The researchers found that the incidence of venous thromboembolism by day 11 postoperatively was 8.3 per cent (52 out of 626 patients) in the fondaparinux group and 19.1 per cent (119 out of 624 patients) in the enoxaparin group (P<0.001). The researchers say that the incidence found for the enoxaparin group is consistent with the results of previous studies of enoxaparin after hip-fracture surgery (New England Journal of Medicine 2001;345:1298).

In a second study, Dr Kenneth Bauer, Beth Israel Deaconess Medical Centre, Boston, and colleagues assessed 724 patients undergoing elective major knee surgery who had been randomly assigned to receive subcutaneous doses of either fondaparinux 2.5mg once daily or enoxaparin 30mg twice daily, both given postoperatively. They say that the patients treated with fondaparinux had a lower incidence of venous thromboembolism 11 days after surgery than those in the enoxaparin group, 12.5 per cent versus 27.8 per cent, respectively. Major bleeding occurred more frequently in the fondaparinux group. However, there were no significant differences between the two groups in the incidence of bleeding leading to death or re-operation or occurring in a critical organ, they say (ibid, p1305).

A spokesman for Aventis Pharma, manufacturer of enoxaparin, told The Journal that enoxaparin is licensed in the UK for administration 12 hours before surgery for patients at high risk of deep vein thrombsis. In the study carried out by Dr Bengt Eriksson and colleagues, 74.4 per cent of patients (464 out of 624) receiving enoxaparin received it postoperatively because of early surgery after admission to hospital or planned local anaesthesia. "This delay may have reduced the efficacy of enoxaparin because the timing of administration of thromboprophylaxis has a crucial impact on efficacy," he said. The spokesman also stated that major bleeding is of great concern to orthopaedic surgeons and may outweigh fondaparinux's potentially superior ability to reduce venographically detected deep vein thrombosis.

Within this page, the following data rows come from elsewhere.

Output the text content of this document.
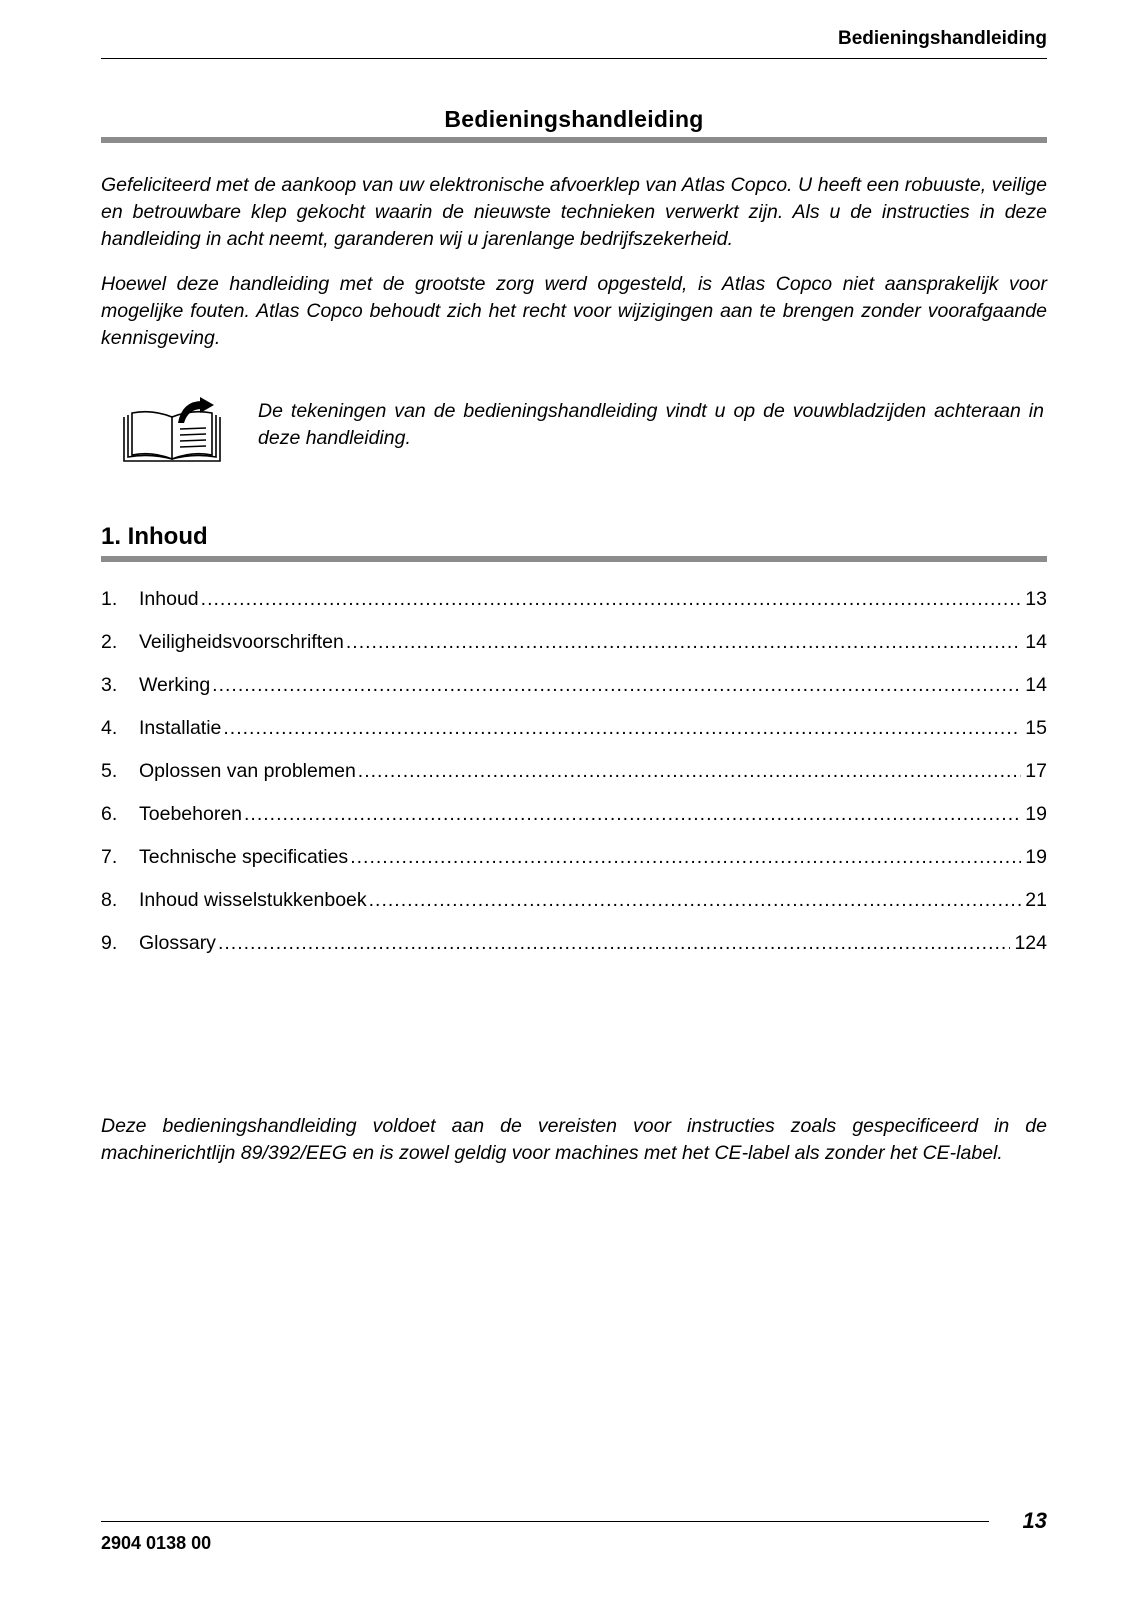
Bedieningshandleiding
Bedieningshandleiding

Gefeliciteerd met de aankoop van uw elektronische afvoerklep van Atlas Copco. U heeft een robuuste, veilige en betrouwbare klep gekocht waarin de nieuwste technieken verwerkt zijn. Als u de instructies in deze handleiding in acht neemt, garanderen wij u jarenlange bedrijfszekerheid.

Hoewel deze handleiding met de grootste zorg werd opgesteld, is Atlas Copco niet aansprakelijk voor mogelijke fouten. Atlas Copco behoudt zich het recht voor wijzigingen aan te brengen zonder voorafgaande kennisgeving.

De tekeningen van de bedieningshandleiding vindt u op de vouwbladzijden achteraan in deze handleiding.

1. Inhoud
1.	Inhoud .....	13
2.	Veiligheidsvoorschriften .....	14
3.	Werking .....	14
4.	Installatie .....	15
5.	Oplossen van problemen .....	17
6.	Toebehoren .....	19
7.	Technische specificaties .....	19
8.	Inhoud wisselstukkenboek .....	21
9.	Glossary .....	124

Deze bedieningshandleiding voldoet aan de vereisten voor instructies zoals gespecificeerd in de machinerichtlijn 89/392/EEG en is zowel geldig voor machines met het CE-label als zonder het CE-label.

2904 0138 00
13
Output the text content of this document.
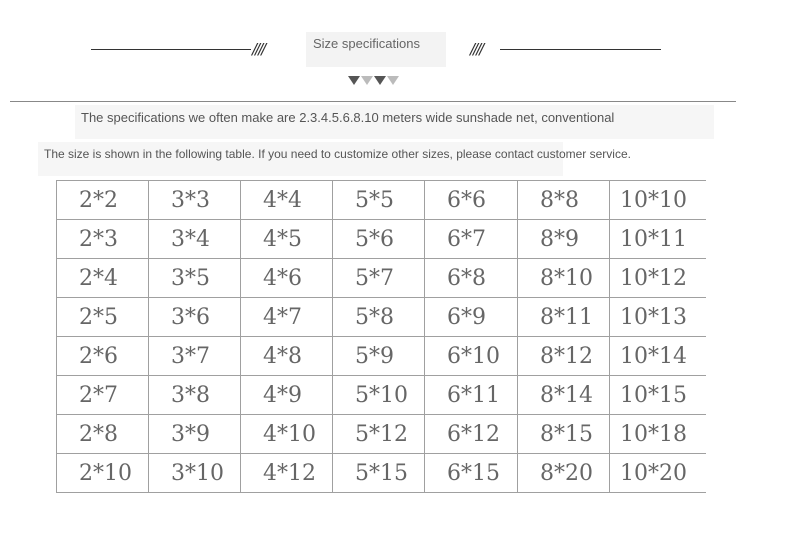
////	Size specifications	////
The specifications we often make are 2.3.4.5.6.8.10 meters wide sunshade net, conventional
The size is shown in the following table. If you need to customize other sizes, please contact customer service.
2*2	3*3	4*4	5*5	6*6	8*8	10*10
2*3	3*4	4*5	5*6	6*7	8*9	10*11
2*4	3*5	4*6	5*7	6*8	8*10	10*12
2*5	3*6	4*7	5*8	6*9	8*11	10*13
2*6	3*7	4*8	5*9	6*10	8*12	10*14
2*7	3*8	4*9	5*10	6*11	8*14	10*15
2*8	3*9	4*10	5*12	6*12	8*15	10*18
2*10	3*10	4*12	5*15	6*15	8*20	10*20
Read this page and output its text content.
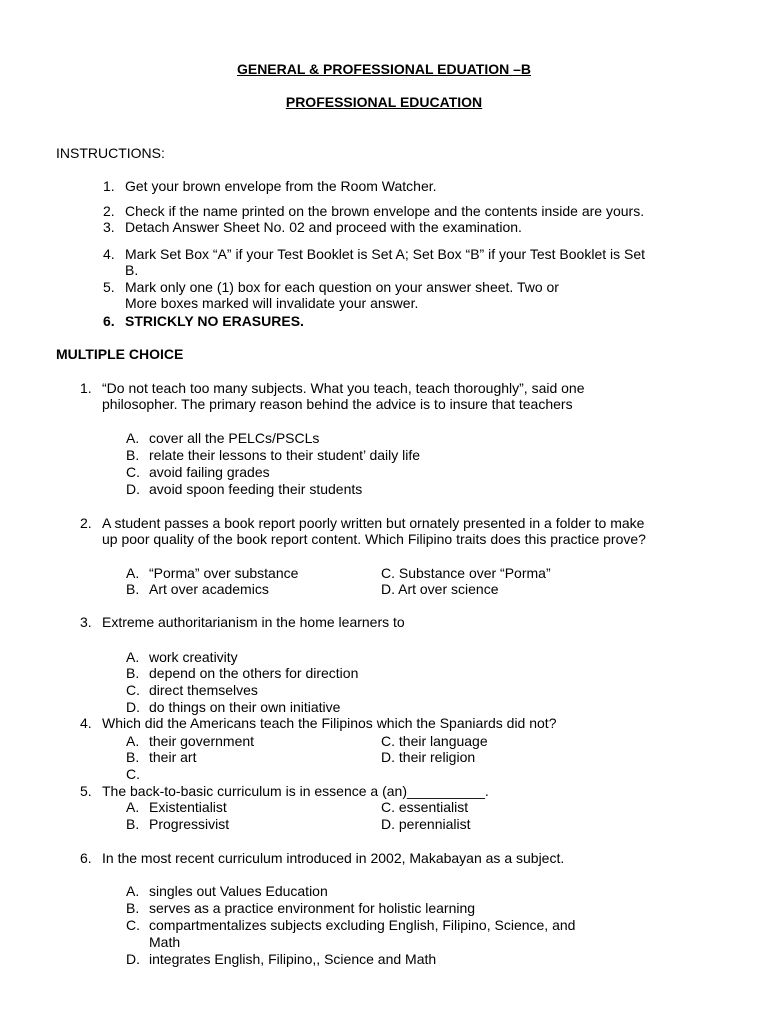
GENERAL & PROFESSIONAL EDUATION –B
PROFESSIONAL EDUCATION
INSTRUCTIONS:
1. Get your brown envelope from the Room Watcher.
2. Check if the name printed on the brown envelope and the contents inside are yours.
3. Detach Answer Sheet No. 02 and proceed with the examination.
4. Mark Set Box “A” if your Test Booklet is Set A; Set Box “B” if your Test Booklet is Set
B.
5. Mark only one (1) box for each question on your answer sheet. Two or
More boxes marked will invalidate your answer.
6. STRICKLY NO ERASURES.
MULTIPLE CHOICE
1. “Do not teach too many subjects. What you teach, teach thoroughly”, said one
philosopher. The primary reason behind the advice is to insure that teachers
A. cover all the PELCs/PSCLs
B. relate their lessons to their student’ daily life
C. avoid failing grades
D. avoid spoon feeding their students
2. A student passes a book report poorly written but ornately presented in a folder to make
up poor quality of the book report content. Which Filipino traits does this practice prove?
A. “Porma” over substance	C. Substance over “Porma”
B. Art over academics	D. Art over science
3. Extreme authoritarianism in the home learners to
A. work creativity
B. depend on the others for direction
C. direct themselves
D. do things on their own initiative
4. Which did the Americans teach the Filipinos which the Spaniards did not?
A. their government	C. their language
B. their art	D. their religion
C.
5. The back-to-basic curriculum is in essence a (an)__________.
A. Existentialist	C. essentialist
B. Progressivist	D. perennialist
6. In the most recent curriculum introduced in 2002, Makabayan as a subject.
A. singles out Values Education
B. serves as a practice environment for holistic learning
C. compartmentalizes subjects excluding English, Filipino, Science, and
Math
D. integrates English, Filipino,, Science and Math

Anticoagulation A study published in The Lancet this week compares bivalirudin, a thrombotic-specific anticogulant drug, with heparin in patients undergoing fibrinolysis with streptokinase for acute myocardial infarction. Researchers say that bivalirudin should be considered as a new anticoagulant treatment option for these patients.

They found that bivalirudin reduced the rate of reinfarction within 96 hours by 30 per cent. However, it did not reduce overall mortality within 30 days compared with unfractionated heparin (2001;358:1855).